What’s happening in Washington today. (All times Eastern.)

President Joe Biden will receive his daily intelligence briefing at 10 a.m. Later, at 9 p.m., he will deliver his first address to a joint session of Congress.

  • Vice President Kamala Harris, First Lady Jill Biden, Second Gentleman Doug Emhoff, Secretary of State Antony Blinken, and Defense Secretary Lloyd Austin will attend Biden’s address. The first lady will also host a virtual reception at 4 p.m. for the guests who would have joined her in the House chamber for the president’s speech but will instead be watching remotely.
  • Federal Reserve Chair Jerome Powell will hold a press conference at 2:30 p.m. to discuss monetary policy and the economy.

The Senate will convene at 10 a.m. Following Leader remarks, the chamber will proceed to consideration of S.J.Res. 14, which would undo a Trump administration rule that put limits on the EPA’s ability to regulate methane emissions from the oil and gas sector. The rule would be repealed by the Congressional Review Act, which allows Congress to rescind regulations issued by the executive branch within the past 60 legislative days.

The chamber will hold a voice vote on the motion to proceed to the resolution, followed by up to 10 hours of debate on the measure. At 12:30 p.m., the Senate will hold a cloture vote to advance the nomination of Samantha Power to be Administrator of the U.S. Agency for International Development (USAID). The Senate is also expected to vote on Power’s confirmation and hold a final vote on the Congressional Review Act resolution later in the day.
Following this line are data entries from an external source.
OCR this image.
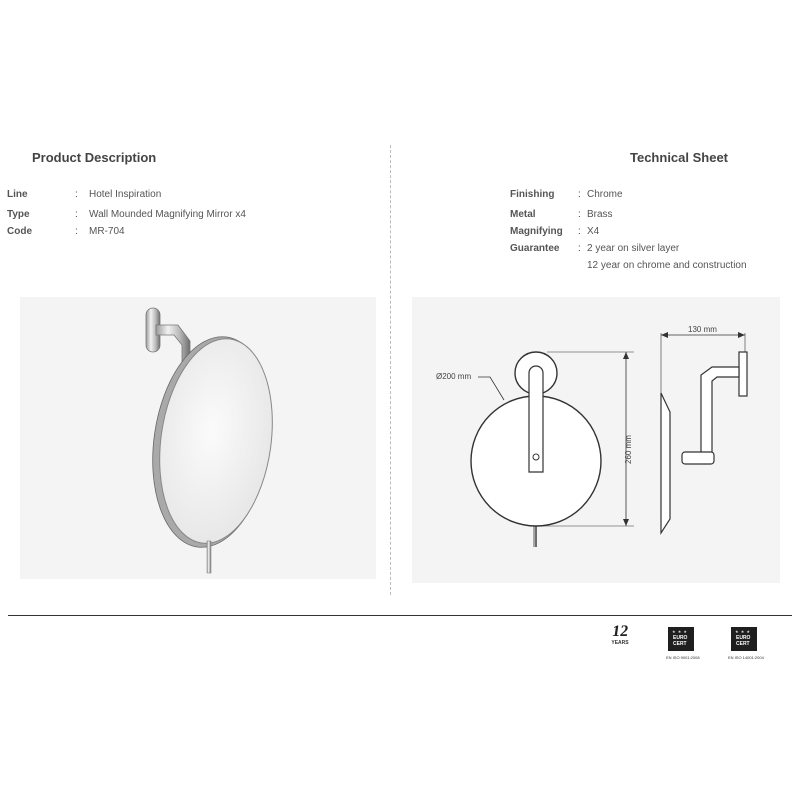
Product Description
Line	: Hotel Inspiration
Type	: Wall Mounded Magnifying Mirror x4
Code	: MR-704
Technical Sheet
Finishing : Chrome
Metal	: Brass
Magnifying : X4
Guarantee : 2 year on silver layer
12 year on chrome and construction
Ø200 mm
260 mm
130 mm
12
YEARS
★ ★ ★
EURO
CERT
EN ISO 9001:2008
★ ★ ★
EURO
CERT
EN ISO 14001:2004
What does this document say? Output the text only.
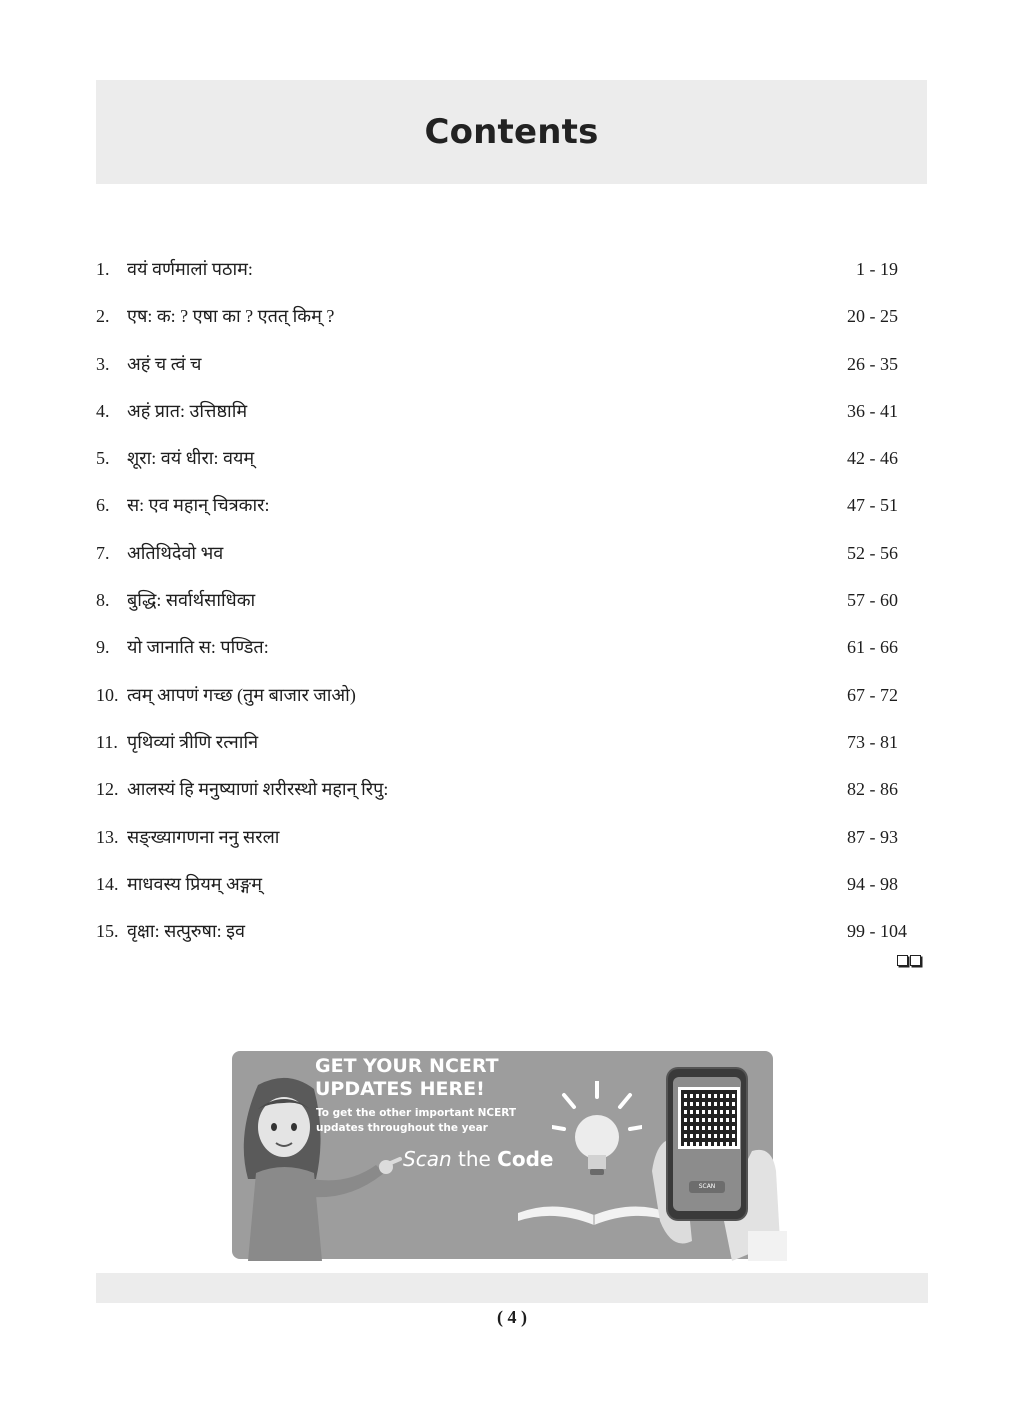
Contents
1. वयं वर्णमालां पठाम:	1 - 19
2. एष: क: ? एषा का ? एतत् किम् ?	20 - 25
3. अहं च त्वं च	26 - 35
4. अहं प्रात: उत्तिष्ठामि	36 - 41
5. शूरा: वयं धीरा: वयम्	42 - 46
6. स: एव महान् चित्रकार:	47 - 51
7. अतिथिदेवो भव	52 - 56
8. बुद्धि: सर्वार्थसाधिका	57 - 60
9. यो जानाति स: पण्डित:	61 - 66
10. त्वम् आपणं गच्छ (तुम बाजार जाओ)	67 - 72
11. पृथिव्यां त्रीणि रत्नानि	73 - 81
12. आलस्यं हि मनुष्याणां शरीरस्थो महान् रिपु:	82 - 86
13. सङ्ख्यागणना ननु सरला	87 - 93
14. माधवस्य प्रियम् अङ्गम्	94 - 98
15. वृक्षा: सत्पुरुषा: इव	99 - 104
GET YOUR NCERT
UPDATES HERE!
To get the other important NCERT
updates throughout the year
Scan the Code
SCAN
( 4 )
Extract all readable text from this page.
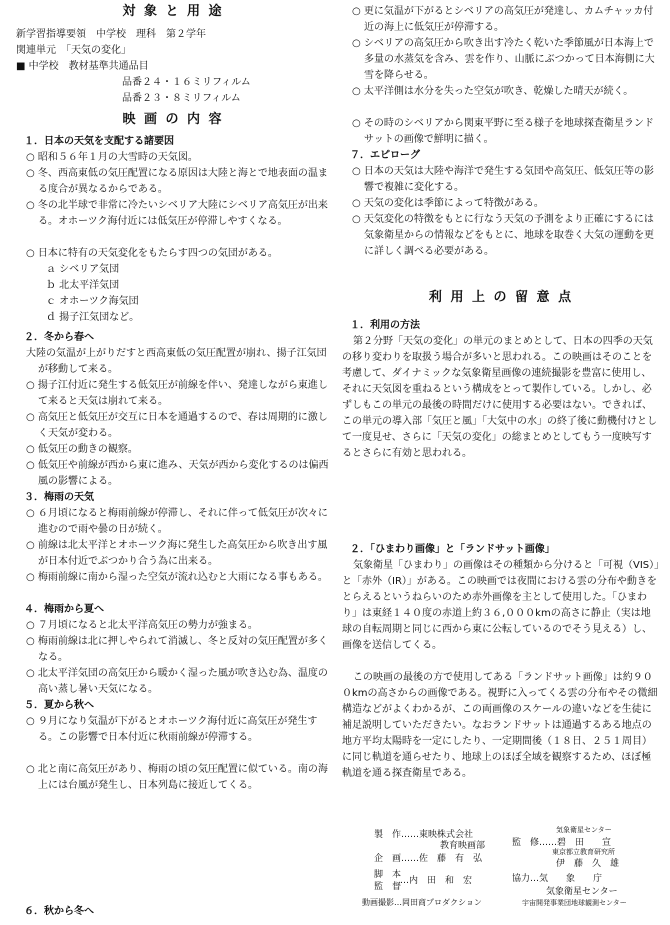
対 象 と 用 途
新学習指導要領　中学校　理科　第２学年
関連単元　「天気の変化」
■ 中学校　教材基準共通品目
　　　　　品番２４・１６ミリフィルム
　　　　　品番２３・８ミリフィルム
映 画 の 内 容
１．日本の天気を支配する諸要因
○ 昭和５６年１月の大雪時の天気図。
○ 冬、西高東低の気圧配置になる原因は大陸と海とで地表面の温まる度合が異なるからである。
○ 冬の北半球で非常に冷たいシベリア大陸にシベリア高気圧が出来る。オホーツク海付近には低気圧が停滞しやすくなる。
○ 日本に特有の天気変化をもたらす四つの気団がある。
ａ シベリア気団
ｂ 北太平洋気団
ｃ オホーツク海気団
ｄ 揚子江気団など。
２．冬から春へ
大陸の気温が上がりだすと西高東低の気圧配置が崩れ、揚子江気団が移動して来る。
○ 揚子江付近に発生する低気圧が前線を伴い、発達しながら東進して来ると天気は崩れて来る。
○ 高気圧と低気圧が交互に日本を通過するので、春は周期的に激しく天気が変わる。
○ 低気圧の動きの観察。
○ 低気圧や前線が西から東に進み、天気が西から変化するのは偏西風の影響による。
３．梅雨の天気
○ ６月頃になると梅雨前線が停滞し、それに伴って低気圧が次々に進むので雨や曇の日が続く。
○ 前線は北太平洋とオホーツク海に発生した高気圧から吹き出す風が日本付近でぶつかり合う為に出来る。
○ 梅雨前線に南から湿った空気が流れ込むと大雨になる事もある。
４．梅雨から夏へ
○ ７月頃になると北太平洋高気圧の勢力が強まる。
○ 梅雨前線は北に押しやられて消滅し、冬と反対の気圧配置が多くなる。
○ 北太平洋気団の高気圧から暖かく湿った風が吹き込む為、温度の高い蒸し暑い天気になる。
５．夏から秋へ
○ ９月になり気温が下がるとオホーツク海付近に高気圧が発生する。この影響で日本付近に秋雨前線が停滞する。
○ 北と南に高気圧があり、梅雨の頃の気圧配置に似ている。南の海上には台風が発生し、日本列島に接近してくる。
６．秋から冬へ
○ 更に気温が下がるとシベリアの高気圧が発達し、カムチャッカ付近の海上に低気圧が停滞する。
○ シベリアの高気圧から吹き出す冷たく乾いた季節風が日本海上で多量の水蒸気を含み、雲を作り、山脈にぶつかって日本海側に大雪を降らせる。
○ 太平洋側は水分を失った空気が吹き、乾燥した晴天が続く。
○ その時のシベリアから関東平野に至る様子を地球探査衛星ランドサットの画像で鮮明に描く。
７．エピローグ
○ 日本の天気は大陸や海洋で発生する気団や高気圧、低気圧等の影響で複雑に変化する。
○ 天気の変化は季節によって特徴がある。
○ 天気変化の特徴をもとに行なう天気の予測をより正確にするには気象衛星からの情報などをもとに、地球を取巻く大気の運動を更に詳しく調べる必要がある。
利 用 上 の 留 意 点
１．利用の方法
第２分野「天気の変化」の単元のまとめとして、日本の四季の天気の移り変わりを取扱う場合が多いと思われる。この映画はそのことを考慮して、ダイナミックな気象衛星画像の連続撮影を豊富に使用し、それに天気図を重ねるという構成をとって製作している。しかし、必ずしもこの単元の最後の時間だけに使用する必要はない。できれば、この単元の導入部「気圧と風」「大気中の水」の終了後に動機付けとして一度見せ、さらに「天気の変化」の総まとめとしてもう一度映写するとさらに有効と思われる。
２．「ひまわり画像」と「ランドサット画像」
気象衛星「ひまわり」の画像はその種類から分けると「可視（VIS）」と「赤外（IR）」がある。この映画では夜間における雲の分布や動きをとらえるというねらいのため赤外画像を主として使用した。「ひまわり」は東経１４０度の赤道上約３６,０００kmの高さに静止（実は地球の自転周期と同じに西から東に公転しているのでそう見える）し、画像を送信してくる。
この映画の最後の方で使用してある「ランドサット画像」は約９００kmの高さからの画像である。視野に入ってくる雲の分布やその微細構造などがよくわかるが、この両画像のスケールの違いなどを生徒に補足説明していただきたい。なおランドサットは通過するある地点の地方平均太陽時を一定にしたり、一定期間後（１８日、２５１周目）に同じ軌道を通らせたり、地球上のほぼ全域を観察するため、ほぼ極軌道を通る探査衛星である。
製　作……東映株式会社
教育映画部
企　画……佐　藤　有　弘
脚　本
監　督
…内　田　和　宏
動画撮影…岡田商プロダクション
気象衛星センター
監　修……碧　田　　宣
東京都立教育研究所
伊　藤　久　雄
協力…気　　象　　庁
気象衛星センター
宇宙開発事業団地球観測センター
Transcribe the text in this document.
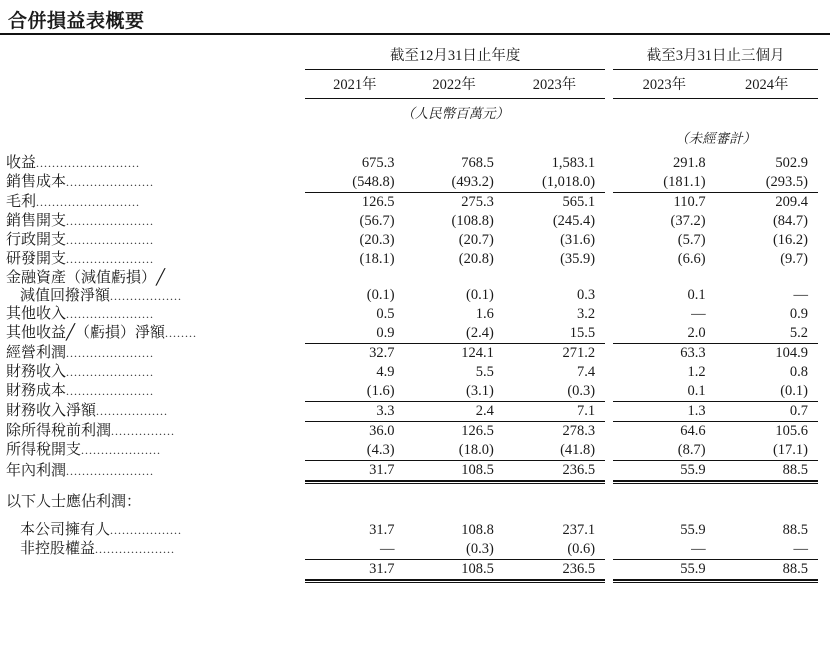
合併損益表概要
	截至12月31日止年度				截至3月31日止三個月	

	2021年	2022年	2023年		2023年	2024年

	（人民幣百萬元）					
					（未經審計）	

收益..........................	675.3	768.5	1,583.1		291.8	502.9
銷售成本......................	(548.8)	(493.2)	(1,018.0)		(181.1)	(293.5)

毛利..........................	126.5	275.3	565.1		110.7	209.4
銷售開支......................	(56.7)	(108.8)	(245.4)		(37.2)	(84.7)
行政開支......................	(20.3)	(20.7)	(31.6)		(5.7)	(16.2)
研發開支......................	(18.1)	(20.8)	(35.9)		(6.6)	(9.7)

金融資產（減值虧損）╱
減值回撥淨額..................	(0.1)	(0.1)	0.3		0.1	—
其他收入......................	0.5	1.6	3.2		—	0.9
其他收益╱（虧損）淨額........	0.9	(2.4)	15.5		2.0	5.2

經營利潤......................	32.7	124.1	271.2		63.3	104.9
財務收入......................	4.9	5.5	7.4		1.2	0.8
財務成本......................	(1.6)	(3.1)	(0.3)		0.1	(0.1)

財務收入淨額..................	3.3	2.4	7.1		1.3	0.7

除所得稅前利潤................	36.0	126.5	278.3		64.6	105.6
所得稅開支....................	(4.3)	(18.0)	(41.8)		(8.7)	(17.1)

年內利潤......................	31.7	108.5	236.5		55.9	88.5

以下人士應佔利潤：						

本公司擁有人..................	31.7	108.8	237.1		55.9	88.5
非控股權益....................	—	(0.3)	(0.6)		—	—

	31.7	108.5	236.5		55.9	88.5
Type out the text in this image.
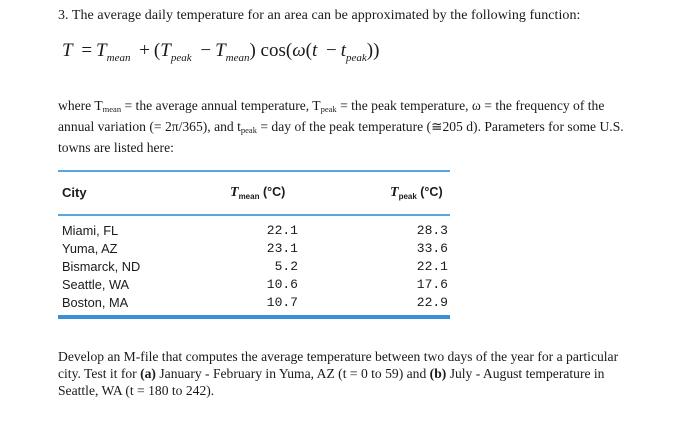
3. The average daily temperature for an area can be approximated by the following function:
$T = T_{mean} + (T_{peak} - T_{mean}) \cos(\omega(t - t_{peak}))$
where Tmean = the average annual temperature, Tpeak = the peak temperature, ω = the frequency of the annual variation (= 2π/365), and tpeak = day of the peak temperature (≅205 d). Parameters for some U.S. towns are listed here:
City	$T_{mean}$ (°C)	$T_{peak}$ (°C)
Miami, FL	22.1	28.3
Yuma, AZ	23.1	33.6
Bismarck, ND	5.2	22.1
Seattle, WA	10.6	17.6
Boston, MA	10.7	22.9
Develop an M-file that computes the average temperature between two days of the year for a particular city. Test it for (a) January - February in Yuma, AZ (t = 0 to 59) and (b) July - August temperature in Seattle, WA (t = 180 to 242).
  • The Senate Judiciary Committee will hold its first confirmation hearing for federal judges nominated by Biden at 10 a.m. The committee will question five Biden nominees, including D.C. Circuit Court nominee Kentaji Brown Jackson, who is widely believed to be a potential future Supreme Court pick.

The House will convene at 6 p.m. for a brief pro forma session.

  • The House Energy and Commerce Committee will hold a subcommittee hearing at 11 a.m. on “forging a path through the lingering effects of Covid-19.” NIH Director Francis Collins and a trio of “long haul” Covid patients will testify.
  • The House Administration Committee will meet at 12 p.m. to consider a resolution that would dismiss Republican congressional candidate Jim Oberweis’ challenge of his loss to Rep. Lauren Underwood (D-IL).

The Supreme Court will hear virtual oral arguments at 10 a.m. in Mahanoy Area School District v. B.L. “This is the most important case about students’ First Amendment rights in fifty years,” WUTP legal contributor Anna Salvatore explains. “In Tinker v. Des Moines, a famous decision from 1968, the Supreme Court ruled that schools can regulate their students’ speech if that speech will disrupt the school environment. But that ruling came down in an era before social media. This morning, the justices will decide whether a Pennsylvania high school can punish a student for Snapchat messages she sent off of school grounds. Their decision will not only have implications for students’ free expression rights, but also for schools’ ability to punish cyberbullying that happens off-campus.”

The court will hear virtual oral arguments at 11 a.m. in PennEast Pipeline Co. v. New Jersey. “Do states have veto power over interstate pipeline projects?” Anna writes. “The Supreme Court will consider today whether the private Penneast Pipeline Company — which had its project certified by the federal government — can now force New Jersey to comply with the planned pipeline.”